1. If no SSH key has been registered, create and register a new SSH key at https://docs.abci.ai/portal/en/02/#23-register-public-key

2. Open a terminal and run the following command:

    $ ssh -i /path/identity_file -L 10022:es:22 -l username as.abci.ai
   
    The authenticity of host 'as.abci.ai (0.0.0.1)' can't be established.
   
    RSA key fingerprint is XX:XX:XX:XX:XX:XX:XX:XX:XX:XX:XX:XX:XX:XX:XX:XX. <- output only the first login
   
    Are you sure you want to continue connecting (yes/no)? <- input yes
   
    Warning: Permanently added ‘XX.XX.XX.XX' (RSA) to the list of known hosts.
   
    Enter passphrase for key '/path/identity_file’: <- input passphrase
   

3. If login is successful, you will see the following message. Keep the terminal open.

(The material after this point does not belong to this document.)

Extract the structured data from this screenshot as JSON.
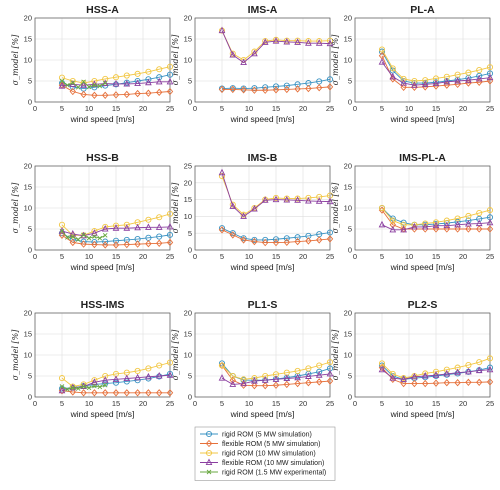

    Welcome to ABCI access server.
   
    Please press any key if you disconnect this session.
   

4. Open a second terminal window and login to login node. Username should be your user name for ABCI.

   $ ssh -i /path/identity_file -p 10022 -l username localhost
   

5. Login to interactive node. Groupname should be group name which had been provided.

   $ qrsh -g groupname -l rt_F=1 -l h_rt=8:00:00
   

   a. Check host name of compute node you are currently on.

   $ hostname
   gXXXX.abci.local
   

   b. Get CUDA Quantum docker image and build singularity container. Set SINGULARITY_TMPDIR environment variable to use local scratch in order to avoid failure due to insufficient space in /temp.

   $ module load singularitypro
   
   $ SINGULARITY_TMPDIR=$SGE_LOCALDIR singularity pull docker://nvcr.io/nvidia/cuda-quantum:0.5.0
   

6. Get hands-on materials.

    $ git clone https://github.com/sam-stanwyck/cudaq_workshops.git
   

7. Run CUDA Quantum container.

   $ singularity run --nv /path/siffile
   

8. Launch jupyter-lab. Specify hostname checked above for --ip. Keep the second terminal open also.

    Singularity> jupyter-lab --ip=hostname --port=8888 --no-browser
   

9. Open the third terminal and create SSH tunnel which forwards 8888 port of local PC to 8888 port of compute node. Keep the terminal open. Hostname is what you specified for --ip above.

    $ ssh -N -L 8888:hostname:8888 -l username -i /path/identity_file -p 10022 localhost
   

10. Open the following URL with a browser.

    http://127.0.0.1:8888/lab
    

If you do not have access to ABCI, the easiest way to get started with CUDA Quantum is via the public Docker images. These images are available for x86_64 (or AMD64) and aarch64 CPU architectures. Depending on whether you have an NVIDIA GPU or not, you’ll also want to pull a specific tag for these images.

x86_64 / AMD64, no NVIDIA GPU – ghcr.io/nvidia/cuda-quantum:latest
x86_64 / AMD64, with NVIDIA GPU – ghcr.io/nvidia/cuda-quantum:latest-hpc
AARCH64 / ARM, no NVIDIA GPU – ghcr.io/amccaskey/cuda-quantum:aarch64

Please pull these images before you arrive at the workshop (using, docker pull $IMAGE). If your laptop is based on an ARM processor (e.g. like the newest Macbooks, M1 / M2), make sure you pull the AARCH64 image.

To pull these images, you will need to install docker and then run docker pull <image_name>.
For instructions on how to run the CUDA Quantum container, refer to https://catalog.ngc.nvidia.com/orgs/nvidia/containers/cuda-quantum.

CUDA Quantum programs run natively via backend-extensible circuit simulators. The most performant of these require an NVIDIA GPU (e.g. V100, A100, H100, A6000, A4000, etc.). If you do not have access to such a GPU (e.g. on your Macbook), then you will not be able to target these backends. If you have access to a remote workstation with an NVIDIA GPU that you can access during the tutorial, that would be best.

A --target <target-name> flag can be specified at compilation for C++ and at runtime for Python, which is a combination of the desired platform and simulator / QPU. To get additional information on the simulators and backends, go to demos/TARGETS.md.